Open-RS3
Property | Value |
---|---|
Base Model | DeepSeek-R1-Distill-Qwen-1.5B |
Parameter Count | 1.5B |
Paper | arXiv:2503.16219 |
Model URL | Hugging Face |
What is Open-RS3?
Open-RS3 is an enhanced version of the DeepSeek-R1-Distill-Qwen-1.5B language model, specifically optimized for mathematical reasoning through reinforcement learning. This model represents a significant advancement in achieving strong reasoning capabilities with relatively small parameter counts, demonstrating that effective mathematical reasoning doesn't always require massive models.
Implementation Details
The model was trained using an efficient reinforcement learning approach on 4 A40 GPUs, completing training in under 24 hours at a cost of approximately $42. The training process utilized 7,000 samples, generating 42,000 total outputs, making it a highly cost-effective solution compared to traditional approaches.

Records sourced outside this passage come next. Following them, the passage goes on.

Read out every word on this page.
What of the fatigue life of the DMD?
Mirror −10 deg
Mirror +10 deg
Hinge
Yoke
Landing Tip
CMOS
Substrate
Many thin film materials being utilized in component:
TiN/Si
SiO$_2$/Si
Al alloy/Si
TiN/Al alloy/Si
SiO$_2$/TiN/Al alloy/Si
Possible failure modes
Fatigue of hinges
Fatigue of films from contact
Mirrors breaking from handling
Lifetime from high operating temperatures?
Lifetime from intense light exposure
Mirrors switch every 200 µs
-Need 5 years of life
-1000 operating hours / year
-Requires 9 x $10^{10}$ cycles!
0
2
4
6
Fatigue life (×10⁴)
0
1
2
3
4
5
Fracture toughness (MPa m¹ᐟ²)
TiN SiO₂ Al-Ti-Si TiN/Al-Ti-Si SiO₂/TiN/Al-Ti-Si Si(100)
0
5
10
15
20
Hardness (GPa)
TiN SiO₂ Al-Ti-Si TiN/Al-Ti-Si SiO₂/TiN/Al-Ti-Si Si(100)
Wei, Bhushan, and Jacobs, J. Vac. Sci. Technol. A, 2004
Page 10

- Achieves 56.3% average score across benchmarks
- 80% accuracy on AMC23 mathematics tests
- 46.7% accuracy on AIME24, surpassing o1-preview's 44.6%
- Competitive performance on MATH-500 benchmark
Core Capabilities
- Advanced mathematical reasoning and problem-solving
- Efficient performance on standardized mathematics tests
- Cost-effective training approach for resource-constrained environments
- Improved reasoning capabilities compared to baseline models
Frequently Asked Questions
Q: What makes this model unique?
Open-RS3 stands out for achieving impressive mathematical reasoning capabilities with a relatively small 1.5B parameter count, demonstrating that effective reasoning can be achieved through efficient RL training rather than just scaling model size.
Q: What are the recommended use cases?
The model is particularly well-suited for mathematical problem-solving applications, educational tools, and scenarios requiring advanced reasoning capabilities within resource-constrained environments.